Elle récupère les retours d’informations des médecins et radiologues afin d’améliorer la lisibilité des résultats obtenus par les algorithmes. Ainsi, elle espère simplifier leur vie en leur permettant d’accéder à une aide au diagnostic de la sclérose en plaques ainsi qu’au suivi des patient-es grâce à l’automatisation de la détection des biomarqueurs IRM. Intégrer de l’intelligence artificielle dans le domaine médical pourrait dégager du temps aux soignant-es qui l’utiliseraient pour la relation patient-es. Toutefois, Nataliia précise l’importance d’intégrer une IA de manière responsable. « Comment faire confiance à une IA et à ses prédictions ? », questionne-t-elle. Voilà tout l’enjeu de son travail de quantification du degré d’incertitude des prévisions d’un modèle d’IA et d’interprétation de ces valeurs. Les utilisateur-trices potentiel-les attribuent ainsi des scores aux résultats obtenus grâce à l’IA et Nataliia utilise des méthodes spécifiques qui lui permettent de décrire le comportement des algorithmes afin de savoir dans quelles situations ceux-ci fonctionnent et s’ils le font de manière adéquate ou non. Les algorithmes développés détectent non seulement les biomarqueurs IRM importants, mais quantifient également le degré de fiabilité de ces prédictions automatiques. En gardant les utilisateur-trices à l'esprit, un cadre qui résume les informations sur la fiabilité du modèle à l'échelle du patient est proposé, servant d'indicateur de la qualité de la prédiction du modèle. Les travaux actuels se concentrent sur la détermination des facteurs cliniquement pertinents qui entraînent une grande incertitude dans les prédictions. La transparence est au cœur de son travail de doctorat, car l’IA ne doit pas être une boîte noire indéchiffrable afin d’être adoptée par les praticien-nes d’un domaine aussi sensible que celui de la santé.  

Toutefois, même si les algorithmes sont complexes et peu compréhensibles, le travail de Nataliia tente de quantifier le degré de confiance que l’on peut accorder à ces modèles, même si le processus de décision n’est pas forcément rendu plus transparent. « Les ingénieur-es ont tendance à produire des outils très techniques et à se questionner ultérieurement sur l’utilité potentielle ; je préfère concevoir des outils plus simples, mais utiles en me concentrant sur les besoins de mes interlocuteur-trices. », détaille Nataliia qui n’oublie pas que son travail consiste à venir en aide aux gens.

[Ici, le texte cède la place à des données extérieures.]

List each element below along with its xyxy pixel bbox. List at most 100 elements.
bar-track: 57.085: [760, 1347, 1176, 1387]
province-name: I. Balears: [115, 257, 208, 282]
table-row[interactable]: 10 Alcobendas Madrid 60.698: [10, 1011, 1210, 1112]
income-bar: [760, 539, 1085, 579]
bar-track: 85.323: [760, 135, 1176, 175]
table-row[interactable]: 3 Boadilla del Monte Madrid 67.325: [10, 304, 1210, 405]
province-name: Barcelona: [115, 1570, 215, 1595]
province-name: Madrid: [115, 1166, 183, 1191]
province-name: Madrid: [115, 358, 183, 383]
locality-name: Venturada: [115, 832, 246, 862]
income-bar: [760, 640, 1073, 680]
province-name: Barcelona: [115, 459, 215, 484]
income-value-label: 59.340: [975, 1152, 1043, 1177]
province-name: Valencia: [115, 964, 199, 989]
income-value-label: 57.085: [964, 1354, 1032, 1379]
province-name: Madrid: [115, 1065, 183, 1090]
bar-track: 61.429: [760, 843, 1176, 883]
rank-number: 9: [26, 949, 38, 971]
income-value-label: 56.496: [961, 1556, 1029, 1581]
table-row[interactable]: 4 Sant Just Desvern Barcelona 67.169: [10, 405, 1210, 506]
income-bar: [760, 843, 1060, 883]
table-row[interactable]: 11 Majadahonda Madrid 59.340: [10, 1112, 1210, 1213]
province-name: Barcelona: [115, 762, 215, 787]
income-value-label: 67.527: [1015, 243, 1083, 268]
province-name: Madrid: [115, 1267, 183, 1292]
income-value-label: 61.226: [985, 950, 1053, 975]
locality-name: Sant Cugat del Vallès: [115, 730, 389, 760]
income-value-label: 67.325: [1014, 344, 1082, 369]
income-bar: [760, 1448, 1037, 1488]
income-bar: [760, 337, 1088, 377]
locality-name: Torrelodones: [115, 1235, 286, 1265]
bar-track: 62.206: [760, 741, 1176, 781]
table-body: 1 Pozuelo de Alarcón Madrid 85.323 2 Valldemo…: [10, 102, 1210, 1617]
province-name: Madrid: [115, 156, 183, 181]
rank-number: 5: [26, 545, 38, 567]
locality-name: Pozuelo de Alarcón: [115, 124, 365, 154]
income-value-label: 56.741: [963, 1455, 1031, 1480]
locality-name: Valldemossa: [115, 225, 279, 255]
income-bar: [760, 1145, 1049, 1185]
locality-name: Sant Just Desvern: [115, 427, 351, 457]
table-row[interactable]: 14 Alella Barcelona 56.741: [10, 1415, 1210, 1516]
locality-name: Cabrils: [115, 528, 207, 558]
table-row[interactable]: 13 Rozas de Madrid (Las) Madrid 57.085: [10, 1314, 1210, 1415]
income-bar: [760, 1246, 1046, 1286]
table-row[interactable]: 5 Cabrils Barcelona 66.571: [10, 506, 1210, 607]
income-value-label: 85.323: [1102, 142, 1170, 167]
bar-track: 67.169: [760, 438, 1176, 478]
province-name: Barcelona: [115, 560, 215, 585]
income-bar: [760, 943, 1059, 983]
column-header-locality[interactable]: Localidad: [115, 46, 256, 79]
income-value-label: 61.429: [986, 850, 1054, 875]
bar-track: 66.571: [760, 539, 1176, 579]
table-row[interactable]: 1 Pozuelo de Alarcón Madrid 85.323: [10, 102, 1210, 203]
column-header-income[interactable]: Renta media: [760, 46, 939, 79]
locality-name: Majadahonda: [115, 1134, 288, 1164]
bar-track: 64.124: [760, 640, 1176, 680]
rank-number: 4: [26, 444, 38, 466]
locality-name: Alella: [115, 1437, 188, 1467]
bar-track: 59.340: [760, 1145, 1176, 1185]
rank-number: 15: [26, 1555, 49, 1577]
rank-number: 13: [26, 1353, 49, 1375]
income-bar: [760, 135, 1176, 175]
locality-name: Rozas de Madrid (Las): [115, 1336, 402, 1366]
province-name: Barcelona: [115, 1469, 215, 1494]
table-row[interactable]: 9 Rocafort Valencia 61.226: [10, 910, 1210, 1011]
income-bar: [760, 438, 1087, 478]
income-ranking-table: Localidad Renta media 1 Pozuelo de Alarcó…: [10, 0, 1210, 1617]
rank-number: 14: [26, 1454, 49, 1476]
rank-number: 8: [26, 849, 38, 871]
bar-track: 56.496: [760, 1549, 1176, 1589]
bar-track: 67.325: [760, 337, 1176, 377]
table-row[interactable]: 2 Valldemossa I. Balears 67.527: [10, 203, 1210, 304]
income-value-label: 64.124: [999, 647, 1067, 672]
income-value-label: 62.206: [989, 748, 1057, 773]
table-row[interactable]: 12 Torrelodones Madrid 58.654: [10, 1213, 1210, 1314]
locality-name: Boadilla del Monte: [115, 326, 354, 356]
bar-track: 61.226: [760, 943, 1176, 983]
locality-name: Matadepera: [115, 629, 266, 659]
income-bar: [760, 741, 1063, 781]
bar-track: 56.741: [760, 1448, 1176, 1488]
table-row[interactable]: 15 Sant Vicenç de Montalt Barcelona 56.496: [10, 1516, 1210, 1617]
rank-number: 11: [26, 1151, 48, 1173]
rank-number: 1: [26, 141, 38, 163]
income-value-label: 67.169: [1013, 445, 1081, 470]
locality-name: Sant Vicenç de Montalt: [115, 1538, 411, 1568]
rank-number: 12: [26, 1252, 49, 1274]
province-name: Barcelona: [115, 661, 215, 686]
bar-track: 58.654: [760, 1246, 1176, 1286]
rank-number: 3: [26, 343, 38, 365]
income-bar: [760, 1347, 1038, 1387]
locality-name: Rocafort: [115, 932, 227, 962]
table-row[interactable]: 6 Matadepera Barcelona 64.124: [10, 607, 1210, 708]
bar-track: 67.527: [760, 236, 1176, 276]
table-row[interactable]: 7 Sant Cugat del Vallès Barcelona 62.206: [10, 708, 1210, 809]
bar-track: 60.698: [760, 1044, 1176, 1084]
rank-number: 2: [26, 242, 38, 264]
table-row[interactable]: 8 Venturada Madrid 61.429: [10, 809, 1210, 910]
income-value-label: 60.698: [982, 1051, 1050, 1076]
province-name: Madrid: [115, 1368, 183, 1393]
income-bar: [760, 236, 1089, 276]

Développer des technologies de manière responsable

Elle pense d’ailleurs souvent à la science et à ses buts. Elle indique qu’il est possible de prouver des choses, mais qu’il est impossible de tout décrire car le monde est vaste et complexe. Plus elle avance et plus elle se rend compte que les théories précédentes sur lesquelles elle s’appuie ne sont plus forcément valables aujourd’hui. Elle se questionne beaucoup au sujet de l’intelligence artificielle qui est un sujet clivant. Personne ne peut prédire si l’avènement de cette technologie sera positif ou négatif pour l’humanité. Elle ressent d’ailleurs une pression sociale lorsqu’elle dit travailler dans le domaine de l’IA car les gens peuvent se montrer critiques et sceptiques. Son espoir réside dans le fait que ce sur quoi elle travaille apportera du bon en gardant à l’esprit qu’il est difficile de savoir ce qui sera fait avec les algorithmes développés. Elle met en doute la manière dont la technologie est développée et déployée aujourd’hui. Cela devient dangereux de développer des technologies et de se questionner ensuite sur leur utilité ou leur dangerosité. Pensons à l’intelligence artificielle générative qui permet un gain de temps pour certaines tâches, mais qui aide à produire des vidéos truquées ou des fausses nouvelles ! Nataliia ne veut pas tomber dans le cliché qui voit des ingénieur-es développer des outils et les mettre sur le marché sans penser aux conséquences. Elle milite pour une approche des technologies plus responsable et centrée sur les besoins réels des personnes.